Autrefois, je me levais à 5h du matin pour aller à l'usine. Dès années après avoir pris la retraite, j'avais gardé le même rythme. Au petit matin, j'enfilais mes baskets, prenais une serviette que je mettais autour de mon cou, et je sortais courir jusqu'à la plage. J'assistais à l'apparition des premières lueurs blanches de l'aube. Puis, je les voyais virer au rouge orangé, et se redresser à la verticale, comme des ficelles cherchant à extraire l'astre, de sa nuit sans repos. Je ne mettais pas de casque sur les oreilles comme les autres coureurs. Non, je préférais écouter les sons de la ville qui s'éveille doucement. D'abord le bruit de mes pas sur l'asphalte, en dévalant la rue Des Ivrognes. Plus loin, juste avant la descente appelée Rampe des Arabes, la boulangère tente une nouvelle fois de réveiller sa voiture pour partir travailler. Elle va noyer son moteur, à insister comme ça, sur le démarreur, qui semble enroué. Sourire aux lèvres, je continuais ma course. Je pouvais reconnaitre le grincement des volets qui s'ouvraient, ou celui d'un vélo dont la chaine n'a pas été graissée depuis longtemps. J'appréciais aussi, le long de la promenade Maréchal Leclerc, le silence, pour écouter le clapotis des vagues venant heurter les rochers. Je repense à la chanson de Simon et Garfunkel, Sound of Silence. Certes, il y a des silences dont les bruits sont affligeants, d'autres inquiétants, mais il y a ceux aussi qui vous font du bien.

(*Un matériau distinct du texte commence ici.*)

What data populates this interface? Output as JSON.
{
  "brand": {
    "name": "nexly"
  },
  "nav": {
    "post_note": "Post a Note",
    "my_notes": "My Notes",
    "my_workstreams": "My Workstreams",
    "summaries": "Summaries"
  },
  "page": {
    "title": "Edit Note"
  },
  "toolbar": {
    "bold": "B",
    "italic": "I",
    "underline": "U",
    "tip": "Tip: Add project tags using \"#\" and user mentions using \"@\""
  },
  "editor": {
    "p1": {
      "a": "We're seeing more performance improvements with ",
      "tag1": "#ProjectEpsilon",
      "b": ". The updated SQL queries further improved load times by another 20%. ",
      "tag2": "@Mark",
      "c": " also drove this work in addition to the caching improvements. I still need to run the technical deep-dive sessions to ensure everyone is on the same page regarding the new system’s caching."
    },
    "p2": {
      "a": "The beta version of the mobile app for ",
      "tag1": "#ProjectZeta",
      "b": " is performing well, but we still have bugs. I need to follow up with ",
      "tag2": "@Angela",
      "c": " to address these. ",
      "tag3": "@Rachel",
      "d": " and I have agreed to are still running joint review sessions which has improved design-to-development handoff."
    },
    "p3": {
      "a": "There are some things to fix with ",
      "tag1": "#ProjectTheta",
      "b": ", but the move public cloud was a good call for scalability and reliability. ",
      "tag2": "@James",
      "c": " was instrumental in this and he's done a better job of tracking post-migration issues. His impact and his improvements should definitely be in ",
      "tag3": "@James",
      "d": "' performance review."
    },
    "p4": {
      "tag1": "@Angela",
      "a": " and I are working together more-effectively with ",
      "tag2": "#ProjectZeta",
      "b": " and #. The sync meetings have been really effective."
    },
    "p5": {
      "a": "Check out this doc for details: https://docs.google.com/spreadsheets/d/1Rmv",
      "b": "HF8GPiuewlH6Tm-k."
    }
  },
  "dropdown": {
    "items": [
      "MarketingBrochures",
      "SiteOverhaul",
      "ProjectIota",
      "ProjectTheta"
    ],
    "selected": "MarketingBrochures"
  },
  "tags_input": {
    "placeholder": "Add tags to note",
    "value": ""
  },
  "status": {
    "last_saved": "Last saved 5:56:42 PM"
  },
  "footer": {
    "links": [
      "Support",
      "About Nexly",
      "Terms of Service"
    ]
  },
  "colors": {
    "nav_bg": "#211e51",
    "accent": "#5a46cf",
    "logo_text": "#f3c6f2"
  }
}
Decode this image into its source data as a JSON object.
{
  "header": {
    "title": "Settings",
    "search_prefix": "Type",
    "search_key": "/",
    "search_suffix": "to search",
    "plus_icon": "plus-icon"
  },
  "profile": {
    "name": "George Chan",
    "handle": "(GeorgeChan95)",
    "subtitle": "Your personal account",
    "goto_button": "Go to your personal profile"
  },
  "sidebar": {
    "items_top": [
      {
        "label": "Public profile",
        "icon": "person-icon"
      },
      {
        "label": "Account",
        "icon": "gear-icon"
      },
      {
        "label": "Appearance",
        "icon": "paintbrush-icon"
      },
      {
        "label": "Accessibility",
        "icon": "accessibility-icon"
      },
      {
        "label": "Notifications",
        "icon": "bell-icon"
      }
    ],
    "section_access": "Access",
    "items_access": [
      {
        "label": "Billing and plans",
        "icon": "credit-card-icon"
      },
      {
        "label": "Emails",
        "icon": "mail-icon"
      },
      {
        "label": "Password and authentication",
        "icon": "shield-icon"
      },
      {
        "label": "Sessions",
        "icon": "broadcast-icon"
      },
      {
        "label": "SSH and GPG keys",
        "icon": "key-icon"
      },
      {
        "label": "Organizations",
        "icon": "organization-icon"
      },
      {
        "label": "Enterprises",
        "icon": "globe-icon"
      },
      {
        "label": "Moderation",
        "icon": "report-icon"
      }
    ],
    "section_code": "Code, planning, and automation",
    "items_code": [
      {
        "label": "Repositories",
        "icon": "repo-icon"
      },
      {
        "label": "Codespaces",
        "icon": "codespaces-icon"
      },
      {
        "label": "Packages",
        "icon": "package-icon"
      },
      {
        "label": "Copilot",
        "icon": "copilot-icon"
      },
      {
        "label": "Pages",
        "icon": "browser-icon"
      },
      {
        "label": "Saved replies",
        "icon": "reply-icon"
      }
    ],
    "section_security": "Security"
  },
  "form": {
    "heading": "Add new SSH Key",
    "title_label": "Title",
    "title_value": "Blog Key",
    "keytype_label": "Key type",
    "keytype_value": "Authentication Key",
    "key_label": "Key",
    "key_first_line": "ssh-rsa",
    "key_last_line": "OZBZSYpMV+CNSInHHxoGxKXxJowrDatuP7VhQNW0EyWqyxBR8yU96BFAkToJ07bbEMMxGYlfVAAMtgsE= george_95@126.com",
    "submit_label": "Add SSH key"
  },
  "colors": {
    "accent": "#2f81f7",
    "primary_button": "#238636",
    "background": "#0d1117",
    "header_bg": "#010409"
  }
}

En m'approchant de la mer, la vue de l'horizon me procurait un sentiment étrange, associant puissance et apaisement. Je poursuivais ma course sur la plage, où je prenais plaisir à gonfler mes poumons d'air iodé et frais.

Un jour, mon escapade matinale a duré bien plus longtemps que d'habitude. Je n'ai pas compris pourquoi, mais je me suis trompé de chemin pour rentrer. Un autre, je suis revenu transi de froid. J'étais parti en tee-shirt alors que nous allions fêter Noel. Ma femme, Ginette, a décrété que je ne sortirai plus seul. Elle cachait donc, les clés de la porte d'entrée. Elle a fait l'effort quelques semaines de se lever pour m'accompagner, mais elle avait du mal à me suivre, n'étant ni sportive ni matinale. Je n'allais plus jamais au même endroit, je ne retrouvais plus le chemin qui menait à la mer. Nous nous sommes souvent disputés en route, car j'avais ce besoin vital de refaire le chemin habituel, mais elle ne le connaissait pas. Fatiguée de tourner en rond, elle agrippait mon poignet et, tirait de toutes ses forces en direction de la maison, mais moi, j'insistais pour poursuivre ma course.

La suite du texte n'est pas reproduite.